Ana Arzoumanian, Juana I, trans. Gabriel Amor
(Kenning Editions, 2018)
We love carrying non-English titles and translations in our bookstore, and Juana I is a welcome new addition. In both the original Spanish and Gabriel Amor’s English translation, Ana Arzoumanian resurrects Queen Juana “the Mad” of Spain, who was stripped of her title and forced into a convent in the 16th century. Arzoumanian’s imagery is vivid, violent, and a worthy reanalysis of the narrative of a woman in power.
Selah Saterstrom, Ideal Suggestions: Essays in Divinatory Poetics
(Essay Press, 2017)
Intertwining the practices of writing and divination, Saterstrom plucks from family histories, forgotten conversations, and a lifetime of using confusion, absence, and flux as a grounding area for creative potential. Warm, well-researched, and insightful; poetic experiments move throughout like a ghost.
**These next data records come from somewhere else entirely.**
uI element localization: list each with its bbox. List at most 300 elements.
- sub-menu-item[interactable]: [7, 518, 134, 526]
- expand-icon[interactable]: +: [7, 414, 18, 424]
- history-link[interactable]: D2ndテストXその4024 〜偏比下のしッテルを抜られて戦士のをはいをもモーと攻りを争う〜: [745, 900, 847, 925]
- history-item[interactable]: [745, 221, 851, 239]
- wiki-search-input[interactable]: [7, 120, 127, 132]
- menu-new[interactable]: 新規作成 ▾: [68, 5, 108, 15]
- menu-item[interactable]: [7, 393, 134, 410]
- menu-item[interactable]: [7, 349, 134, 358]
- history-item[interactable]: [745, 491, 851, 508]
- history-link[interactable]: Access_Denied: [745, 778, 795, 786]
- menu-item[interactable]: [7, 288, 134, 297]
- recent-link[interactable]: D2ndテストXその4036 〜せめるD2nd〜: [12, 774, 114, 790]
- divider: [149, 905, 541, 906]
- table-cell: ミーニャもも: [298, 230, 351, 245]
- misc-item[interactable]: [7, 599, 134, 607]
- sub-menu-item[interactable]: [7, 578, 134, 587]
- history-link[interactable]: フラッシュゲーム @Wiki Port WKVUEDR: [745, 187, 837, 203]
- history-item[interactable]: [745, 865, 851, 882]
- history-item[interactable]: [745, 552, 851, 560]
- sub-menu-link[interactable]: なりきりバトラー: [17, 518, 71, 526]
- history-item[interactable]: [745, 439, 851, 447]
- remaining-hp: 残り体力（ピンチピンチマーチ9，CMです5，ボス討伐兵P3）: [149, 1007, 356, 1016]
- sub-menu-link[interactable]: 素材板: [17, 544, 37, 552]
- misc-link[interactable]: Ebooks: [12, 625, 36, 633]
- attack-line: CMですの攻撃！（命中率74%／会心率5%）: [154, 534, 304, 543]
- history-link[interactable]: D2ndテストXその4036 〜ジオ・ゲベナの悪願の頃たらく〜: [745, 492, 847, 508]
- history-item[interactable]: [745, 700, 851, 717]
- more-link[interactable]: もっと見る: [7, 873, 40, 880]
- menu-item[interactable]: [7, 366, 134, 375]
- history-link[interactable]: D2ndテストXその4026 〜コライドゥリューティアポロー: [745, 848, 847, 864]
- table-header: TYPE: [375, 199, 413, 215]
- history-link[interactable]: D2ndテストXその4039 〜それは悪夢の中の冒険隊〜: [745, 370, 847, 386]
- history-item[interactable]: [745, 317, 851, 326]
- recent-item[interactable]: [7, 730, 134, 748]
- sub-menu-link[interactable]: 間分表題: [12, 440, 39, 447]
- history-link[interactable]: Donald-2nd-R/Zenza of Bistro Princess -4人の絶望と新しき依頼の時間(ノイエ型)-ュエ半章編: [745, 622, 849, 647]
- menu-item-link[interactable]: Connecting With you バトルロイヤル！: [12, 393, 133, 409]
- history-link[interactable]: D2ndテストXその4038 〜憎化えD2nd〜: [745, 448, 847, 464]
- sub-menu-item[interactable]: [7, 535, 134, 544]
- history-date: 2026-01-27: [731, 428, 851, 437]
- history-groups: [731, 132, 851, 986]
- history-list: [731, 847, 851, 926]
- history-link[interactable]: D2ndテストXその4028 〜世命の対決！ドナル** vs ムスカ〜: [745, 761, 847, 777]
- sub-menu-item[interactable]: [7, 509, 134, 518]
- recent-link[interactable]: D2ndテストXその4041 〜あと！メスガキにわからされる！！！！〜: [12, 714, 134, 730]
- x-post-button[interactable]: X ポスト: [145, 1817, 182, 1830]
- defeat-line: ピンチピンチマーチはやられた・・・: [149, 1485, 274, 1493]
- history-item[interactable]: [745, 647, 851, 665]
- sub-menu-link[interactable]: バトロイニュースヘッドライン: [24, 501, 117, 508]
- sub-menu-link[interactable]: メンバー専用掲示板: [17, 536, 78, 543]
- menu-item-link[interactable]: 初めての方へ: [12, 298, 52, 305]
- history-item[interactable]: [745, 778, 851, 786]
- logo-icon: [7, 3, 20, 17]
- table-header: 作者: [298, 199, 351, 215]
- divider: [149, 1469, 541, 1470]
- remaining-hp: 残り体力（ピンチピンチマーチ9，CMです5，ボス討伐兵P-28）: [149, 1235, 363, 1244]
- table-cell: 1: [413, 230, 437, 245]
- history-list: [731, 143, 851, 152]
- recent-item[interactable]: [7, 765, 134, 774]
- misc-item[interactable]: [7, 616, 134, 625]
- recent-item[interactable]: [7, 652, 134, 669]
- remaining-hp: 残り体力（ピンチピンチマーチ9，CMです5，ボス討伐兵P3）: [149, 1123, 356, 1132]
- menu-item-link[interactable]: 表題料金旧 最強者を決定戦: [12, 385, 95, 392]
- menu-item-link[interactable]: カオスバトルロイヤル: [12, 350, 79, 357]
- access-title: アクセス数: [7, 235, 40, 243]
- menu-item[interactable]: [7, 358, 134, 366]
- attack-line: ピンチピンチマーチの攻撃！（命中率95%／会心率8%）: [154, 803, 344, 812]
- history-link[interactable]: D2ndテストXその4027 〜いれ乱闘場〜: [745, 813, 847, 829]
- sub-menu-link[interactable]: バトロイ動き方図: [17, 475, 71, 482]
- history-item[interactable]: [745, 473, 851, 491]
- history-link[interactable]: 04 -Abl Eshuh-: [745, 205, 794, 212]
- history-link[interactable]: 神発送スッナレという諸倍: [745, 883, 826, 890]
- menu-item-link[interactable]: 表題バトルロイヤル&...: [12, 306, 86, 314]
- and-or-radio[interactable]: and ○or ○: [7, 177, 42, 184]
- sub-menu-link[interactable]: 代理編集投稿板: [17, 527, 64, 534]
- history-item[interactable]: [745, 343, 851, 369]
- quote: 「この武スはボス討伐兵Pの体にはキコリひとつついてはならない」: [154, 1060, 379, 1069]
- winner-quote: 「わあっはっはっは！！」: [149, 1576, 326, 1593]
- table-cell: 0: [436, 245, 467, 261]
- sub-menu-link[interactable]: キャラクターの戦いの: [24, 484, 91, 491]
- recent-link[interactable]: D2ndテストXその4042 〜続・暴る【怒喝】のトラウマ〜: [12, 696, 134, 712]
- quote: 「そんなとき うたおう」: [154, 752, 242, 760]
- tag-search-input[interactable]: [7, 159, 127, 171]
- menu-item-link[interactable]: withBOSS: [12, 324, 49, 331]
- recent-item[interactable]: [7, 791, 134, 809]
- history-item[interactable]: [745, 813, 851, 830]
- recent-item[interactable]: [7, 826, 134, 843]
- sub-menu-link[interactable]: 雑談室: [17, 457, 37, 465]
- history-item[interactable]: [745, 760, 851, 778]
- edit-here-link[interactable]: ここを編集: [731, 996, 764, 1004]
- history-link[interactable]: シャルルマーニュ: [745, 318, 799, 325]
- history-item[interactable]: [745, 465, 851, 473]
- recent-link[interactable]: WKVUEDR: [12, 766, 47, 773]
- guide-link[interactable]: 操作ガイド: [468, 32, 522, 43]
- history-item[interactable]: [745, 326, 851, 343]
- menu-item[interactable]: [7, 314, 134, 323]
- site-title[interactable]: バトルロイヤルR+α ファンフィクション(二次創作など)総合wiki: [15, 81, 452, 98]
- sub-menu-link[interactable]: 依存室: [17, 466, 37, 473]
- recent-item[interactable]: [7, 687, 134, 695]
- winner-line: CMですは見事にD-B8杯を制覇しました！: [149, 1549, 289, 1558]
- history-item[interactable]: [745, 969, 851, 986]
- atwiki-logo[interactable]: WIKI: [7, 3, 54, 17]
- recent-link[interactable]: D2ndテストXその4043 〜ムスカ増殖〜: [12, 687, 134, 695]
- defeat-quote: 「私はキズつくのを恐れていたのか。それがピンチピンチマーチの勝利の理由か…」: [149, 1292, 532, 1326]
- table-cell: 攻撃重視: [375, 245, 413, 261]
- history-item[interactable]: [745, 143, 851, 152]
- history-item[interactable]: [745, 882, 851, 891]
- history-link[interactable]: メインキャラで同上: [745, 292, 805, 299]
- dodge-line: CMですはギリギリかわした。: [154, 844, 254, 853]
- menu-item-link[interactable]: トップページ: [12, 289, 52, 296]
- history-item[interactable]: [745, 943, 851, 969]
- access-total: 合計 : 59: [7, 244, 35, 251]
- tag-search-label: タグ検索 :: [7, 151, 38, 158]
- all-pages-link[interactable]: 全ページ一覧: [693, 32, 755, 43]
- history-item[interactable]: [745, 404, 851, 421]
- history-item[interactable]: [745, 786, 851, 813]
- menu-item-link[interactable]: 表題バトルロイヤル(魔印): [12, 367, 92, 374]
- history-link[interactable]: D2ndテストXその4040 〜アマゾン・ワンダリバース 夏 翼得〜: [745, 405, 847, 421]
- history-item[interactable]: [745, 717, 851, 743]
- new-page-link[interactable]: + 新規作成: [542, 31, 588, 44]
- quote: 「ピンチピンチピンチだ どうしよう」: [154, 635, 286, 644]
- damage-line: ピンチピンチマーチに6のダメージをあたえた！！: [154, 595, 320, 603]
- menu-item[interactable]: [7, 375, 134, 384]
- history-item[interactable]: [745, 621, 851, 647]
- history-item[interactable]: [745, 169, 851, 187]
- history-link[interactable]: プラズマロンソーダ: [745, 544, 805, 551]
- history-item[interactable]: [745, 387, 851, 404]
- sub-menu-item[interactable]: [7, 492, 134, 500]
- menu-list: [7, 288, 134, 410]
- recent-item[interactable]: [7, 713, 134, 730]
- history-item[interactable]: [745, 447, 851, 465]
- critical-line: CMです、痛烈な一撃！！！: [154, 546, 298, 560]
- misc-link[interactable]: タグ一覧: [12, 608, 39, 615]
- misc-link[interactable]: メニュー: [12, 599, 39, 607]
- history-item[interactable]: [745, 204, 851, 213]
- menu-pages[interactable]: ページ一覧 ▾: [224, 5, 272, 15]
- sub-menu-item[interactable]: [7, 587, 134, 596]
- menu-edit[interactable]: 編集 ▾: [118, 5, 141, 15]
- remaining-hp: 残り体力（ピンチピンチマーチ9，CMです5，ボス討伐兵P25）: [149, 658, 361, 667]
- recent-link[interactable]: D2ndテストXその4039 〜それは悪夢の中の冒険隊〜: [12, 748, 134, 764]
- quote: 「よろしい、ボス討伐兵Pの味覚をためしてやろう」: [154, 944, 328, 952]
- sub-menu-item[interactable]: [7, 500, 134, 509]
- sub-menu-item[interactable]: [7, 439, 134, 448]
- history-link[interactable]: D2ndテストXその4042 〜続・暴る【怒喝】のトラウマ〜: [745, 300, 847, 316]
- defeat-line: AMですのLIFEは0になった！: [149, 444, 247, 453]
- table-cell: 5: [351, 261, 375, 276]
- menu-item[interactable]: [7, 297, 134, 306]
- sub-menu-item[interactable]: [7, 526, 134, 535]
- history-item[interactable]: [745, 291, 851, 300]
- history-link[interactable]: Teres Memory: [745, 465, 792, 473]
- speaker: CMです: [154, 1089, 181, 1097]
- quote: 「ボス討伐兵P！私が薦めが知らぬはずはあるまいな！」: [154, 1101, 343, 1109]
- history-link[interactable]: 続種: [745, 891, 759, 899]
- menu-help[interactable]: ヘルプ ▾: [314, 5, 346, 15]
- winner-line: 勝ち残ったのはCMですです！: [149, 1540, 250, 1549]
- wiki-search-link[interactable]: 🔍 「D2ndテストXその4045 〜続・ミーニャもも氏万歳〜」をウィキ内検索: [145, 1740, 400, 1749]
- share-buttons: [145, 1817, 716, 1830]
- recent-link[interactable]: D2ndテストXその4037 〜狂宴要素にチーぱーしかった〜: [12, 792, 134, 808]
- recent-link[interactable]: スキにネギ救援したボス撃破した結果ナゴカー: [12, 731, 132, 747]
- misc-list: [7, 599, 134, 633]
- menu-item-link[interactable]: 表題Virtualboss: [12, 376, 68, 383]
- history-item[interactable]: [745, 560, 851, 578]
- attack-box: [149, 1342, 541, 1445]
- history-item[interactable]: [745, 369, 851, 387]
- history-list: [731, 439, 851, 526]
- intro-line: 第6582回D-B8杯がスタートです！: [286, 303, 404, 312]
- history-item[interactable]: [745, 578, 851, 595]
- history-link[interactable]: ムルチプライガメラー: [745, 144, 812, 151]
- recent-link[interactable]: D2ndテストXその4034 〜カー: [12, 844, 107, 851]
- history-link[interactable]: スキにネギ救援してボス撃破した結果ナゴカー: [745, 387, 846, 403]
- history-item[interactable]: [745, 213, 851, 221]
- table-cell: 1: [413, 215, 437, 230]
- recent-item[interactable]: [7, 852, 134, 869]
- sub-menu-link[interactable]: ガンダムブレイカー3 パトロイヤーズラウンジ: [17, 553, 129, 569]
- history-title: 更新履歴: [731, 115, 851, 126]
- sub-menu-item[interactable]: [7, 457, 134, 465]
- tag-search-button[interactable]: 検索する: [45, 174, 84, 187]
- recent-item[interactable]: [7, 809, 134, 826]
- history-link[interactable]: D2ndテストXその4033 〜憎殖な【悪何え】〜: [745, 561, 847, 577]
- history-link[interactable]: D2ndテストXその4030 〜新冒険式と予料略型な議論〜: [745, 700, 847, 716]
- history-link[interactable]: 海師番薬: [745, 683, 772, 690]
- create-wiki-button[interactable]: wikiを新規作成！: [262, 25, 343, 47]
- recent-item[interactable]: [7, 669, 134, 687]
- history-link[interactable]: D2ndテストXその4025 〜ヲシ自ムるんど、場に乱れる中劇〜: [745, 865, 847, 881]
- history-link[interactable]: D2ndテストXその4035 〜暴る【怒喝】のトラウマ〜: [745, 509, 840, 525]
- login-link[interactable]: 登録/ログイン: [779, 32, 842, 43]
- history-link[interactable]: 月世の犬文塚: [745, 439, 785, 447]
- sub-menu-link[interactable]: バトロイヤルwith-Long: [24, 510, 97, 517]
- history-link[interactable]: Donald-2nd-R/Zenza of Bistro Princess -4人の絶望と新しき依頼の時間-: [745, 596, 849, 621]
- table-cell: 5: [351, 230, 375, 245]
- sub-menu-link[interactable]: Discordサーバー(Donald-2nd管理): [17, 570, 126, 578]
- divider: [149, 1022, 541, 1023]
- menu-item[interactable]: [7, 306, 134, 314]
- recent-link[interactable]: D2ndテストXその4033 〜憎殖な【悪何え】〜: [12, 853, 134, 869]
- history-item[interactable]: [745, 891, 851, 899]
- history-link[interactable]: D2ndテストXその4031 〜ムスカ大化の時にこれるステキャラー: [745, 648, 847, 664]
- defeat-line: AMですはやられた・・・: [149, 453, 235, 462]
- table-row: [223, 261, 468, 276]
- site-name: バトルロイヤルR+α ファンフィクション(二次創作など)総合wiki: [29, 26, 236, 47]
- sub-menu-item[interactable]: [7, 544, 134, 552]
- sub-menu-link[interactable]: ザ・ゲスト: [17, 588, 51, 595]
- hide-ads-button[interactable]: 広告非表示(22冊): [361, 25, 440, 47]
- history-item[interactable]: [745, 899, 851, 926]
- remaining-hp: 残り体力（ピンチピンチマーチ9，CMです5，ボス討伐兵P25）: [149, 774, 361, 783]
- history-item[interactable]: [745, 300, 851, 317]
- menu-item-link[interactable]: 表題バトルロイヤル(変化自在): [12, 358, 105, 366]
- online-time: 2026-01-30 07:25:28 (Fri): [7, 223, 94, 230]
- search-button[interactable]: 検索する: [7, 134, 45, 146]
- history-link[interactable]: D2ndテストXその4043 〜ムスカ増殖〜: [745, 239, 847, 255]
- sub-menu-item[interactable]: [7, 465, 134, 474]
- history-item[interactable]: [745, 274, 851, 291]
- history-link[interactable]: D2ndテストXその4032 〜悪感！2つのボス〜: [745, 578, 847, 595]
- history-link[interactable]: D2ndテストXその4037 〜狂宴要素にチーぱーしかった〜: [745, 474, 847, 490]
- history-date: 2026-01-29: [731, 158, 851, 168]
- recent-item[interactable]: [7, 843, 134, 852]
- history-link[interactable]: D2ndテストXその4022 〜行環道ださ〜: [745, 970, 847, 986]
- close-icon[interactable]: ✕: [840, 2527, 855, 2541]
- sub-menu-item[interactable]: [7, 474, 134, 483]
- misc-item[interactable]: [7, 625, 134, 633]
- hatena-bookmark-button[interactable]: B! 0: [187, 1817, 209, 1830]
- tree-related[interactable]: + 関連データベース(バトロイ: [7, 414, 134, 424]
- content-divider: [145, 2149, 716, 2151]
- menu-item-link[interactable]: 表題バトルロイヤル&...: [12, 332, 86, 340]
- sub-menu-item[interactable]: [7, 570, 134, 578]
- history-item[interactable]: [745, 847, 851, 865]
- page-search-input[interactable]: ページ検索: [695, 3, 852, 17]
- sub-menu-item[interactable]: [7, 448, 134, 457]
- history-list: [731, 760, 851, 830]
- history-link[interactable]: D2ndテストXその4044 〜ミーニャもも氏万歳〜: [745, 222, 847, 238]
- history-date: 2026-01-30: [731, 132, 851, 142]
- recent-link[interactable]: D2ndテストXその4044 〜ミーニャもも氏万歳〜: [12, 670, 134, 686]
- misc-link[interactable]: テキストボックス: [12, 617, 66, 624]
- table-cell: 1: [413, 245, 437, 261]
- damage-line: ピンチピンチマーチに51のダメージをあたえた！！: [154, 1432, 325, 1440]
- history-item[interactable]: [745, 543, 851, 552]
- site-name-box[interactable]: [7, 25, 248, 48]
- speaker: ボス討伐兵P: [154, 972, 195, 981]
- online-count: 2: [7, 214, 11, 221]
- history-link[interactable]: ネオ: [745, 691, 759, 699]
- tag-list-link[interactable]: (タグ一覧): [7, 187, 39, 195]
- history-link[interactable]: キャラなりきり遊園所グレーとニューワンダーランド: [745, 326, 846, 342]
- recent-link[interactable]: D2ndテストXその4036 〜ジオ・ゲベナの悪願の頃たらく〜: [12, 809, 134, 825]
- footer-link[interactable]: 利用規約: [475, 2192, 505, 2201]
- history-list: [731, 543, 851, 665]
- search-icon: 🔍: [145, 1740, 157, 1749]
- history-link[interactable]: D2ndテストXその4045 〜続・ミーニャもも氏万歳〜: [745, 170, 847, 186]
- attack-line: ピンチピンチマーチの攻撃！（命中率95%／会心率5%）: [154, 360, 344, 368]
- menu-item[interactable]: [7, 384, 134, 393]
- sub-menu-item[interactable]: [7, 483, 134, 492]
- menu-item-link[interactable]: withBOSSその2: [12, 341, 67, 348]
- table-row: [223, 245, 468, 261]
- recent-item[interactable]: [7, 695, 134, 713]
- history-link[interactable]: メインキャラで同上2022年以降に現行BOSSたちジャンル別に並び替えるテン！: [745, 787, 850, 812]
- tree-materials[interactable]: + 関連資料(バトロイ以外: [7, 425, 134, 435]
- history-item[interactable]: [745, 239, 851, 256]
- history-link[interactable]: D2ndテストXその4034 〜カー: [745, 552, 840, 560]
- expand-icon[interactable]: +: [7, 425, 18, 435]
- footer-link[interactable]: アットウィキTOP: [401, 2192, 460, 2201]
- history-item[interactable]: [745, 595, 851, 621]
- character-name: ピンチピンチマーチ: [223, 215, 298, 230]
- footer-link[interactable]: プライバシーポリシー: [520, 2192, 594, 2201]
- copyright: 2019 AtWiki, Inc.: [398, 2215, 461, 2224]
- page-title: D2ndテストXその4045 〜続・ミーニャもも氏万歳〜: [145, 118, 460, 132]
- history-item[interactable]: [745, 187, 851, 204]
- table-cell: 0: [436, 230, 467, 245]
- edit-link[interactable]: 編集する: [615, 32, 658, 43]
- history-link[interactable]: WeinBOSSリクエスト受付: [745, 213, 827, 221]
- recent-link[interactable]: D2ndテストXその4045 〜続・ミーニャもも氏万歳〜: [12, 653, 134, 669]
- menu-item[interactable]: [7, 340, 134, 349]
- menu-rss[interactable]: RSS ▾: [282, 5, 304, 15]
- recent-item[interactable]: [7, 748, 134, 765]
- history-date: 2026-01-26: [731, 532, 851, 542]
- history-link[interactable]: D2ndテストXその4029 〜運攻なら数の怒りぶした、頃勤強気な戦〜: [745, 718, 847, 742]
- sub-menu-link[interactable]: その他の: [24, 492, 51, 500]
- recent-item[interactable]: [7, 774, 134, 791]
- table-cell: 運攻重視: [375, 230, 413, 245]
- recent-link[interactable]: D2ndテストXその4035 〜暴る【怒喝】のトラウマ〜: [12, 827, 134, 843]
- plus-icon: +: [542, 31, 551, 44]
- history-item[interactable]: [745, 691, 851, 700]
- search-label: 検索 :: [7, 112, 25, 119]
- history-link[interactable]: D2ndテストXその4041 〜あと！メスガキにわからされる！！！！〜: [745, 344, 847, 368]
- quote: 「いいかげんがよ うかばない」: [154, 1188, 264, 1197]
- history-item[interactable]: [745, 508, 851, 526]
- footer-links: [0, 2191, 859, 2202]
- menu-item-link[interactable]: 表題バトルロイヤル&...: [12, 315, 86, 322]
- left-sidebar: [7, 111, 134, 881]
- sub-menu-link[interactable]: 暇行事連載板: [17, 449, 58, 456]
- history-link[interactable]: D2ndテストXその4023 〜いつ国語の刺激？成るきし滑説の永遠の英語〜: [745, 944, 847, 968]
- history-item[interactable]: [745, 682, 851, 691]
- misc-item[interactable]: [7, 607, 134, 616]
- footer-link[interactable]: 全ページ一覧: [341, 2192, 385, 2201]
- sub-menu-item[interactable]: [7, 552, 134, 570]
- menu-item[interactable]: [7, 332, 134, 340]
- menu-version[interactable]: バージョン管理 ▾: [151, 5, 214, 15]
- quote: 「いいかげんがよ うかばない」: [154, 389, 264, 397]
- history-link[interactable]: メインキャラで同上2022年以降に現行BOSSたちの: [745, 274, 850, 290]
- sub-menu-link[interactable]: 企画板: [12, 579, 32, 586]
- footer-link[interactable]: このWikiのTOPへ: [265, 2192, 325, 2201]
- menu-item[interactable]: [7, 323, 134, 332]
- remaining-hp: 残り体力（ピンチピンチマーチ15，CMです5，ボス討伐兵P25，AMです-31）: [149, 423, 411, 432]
Patrick Morrissey, World Music
(Verge Books, 2017)
Can one be a Chicago hometown hero with the vestige of a New England accent? Morrissey’s trying. Focused lyrics live and direct from Hyde Park where overheard speech sings.
Alain Jugnon, a body, in spite, trans. Nathanael
(Nightboat Books, 2017)
Aphorisms in search of a body. Part acting, part action. You’re supposed to be thinking about Artaud and Nietzsche, but when Alain read in Chicago, he let it slip that he composed this book daily, almost meditatively, over the space of a few months. I probably shouldn’t be telling you this, cause he blushed right after.
Jay Besemer, Chelate
(Brooklyn Arts Press, 2016)
Jay had a release for this book—prose lyrics detailing hormone therapy and gender transition—like, the week after the election. It was a weird event! Somebody licked a painting. There were gangs of bros outside heading to a bachelor party, and we all flinched. Is there a way to chunk books at people without hurting them or meaning any harm? Let’s chunk Jay’s book at people.
Ellen Rothenberg, Shadowed!
(Green Lantern Press, 2018)
A new book about Chicago based artist Ellen Rothenberg, Shadowed! creates a vertiginous slip between Brecht, Woodstock, and the Syrian protest of today. Put out by our house press, Green Lantern Press, this is the way we do things at Sector 2337. This book began as a catalogue for a show we produced, but the book but is a performance in itself.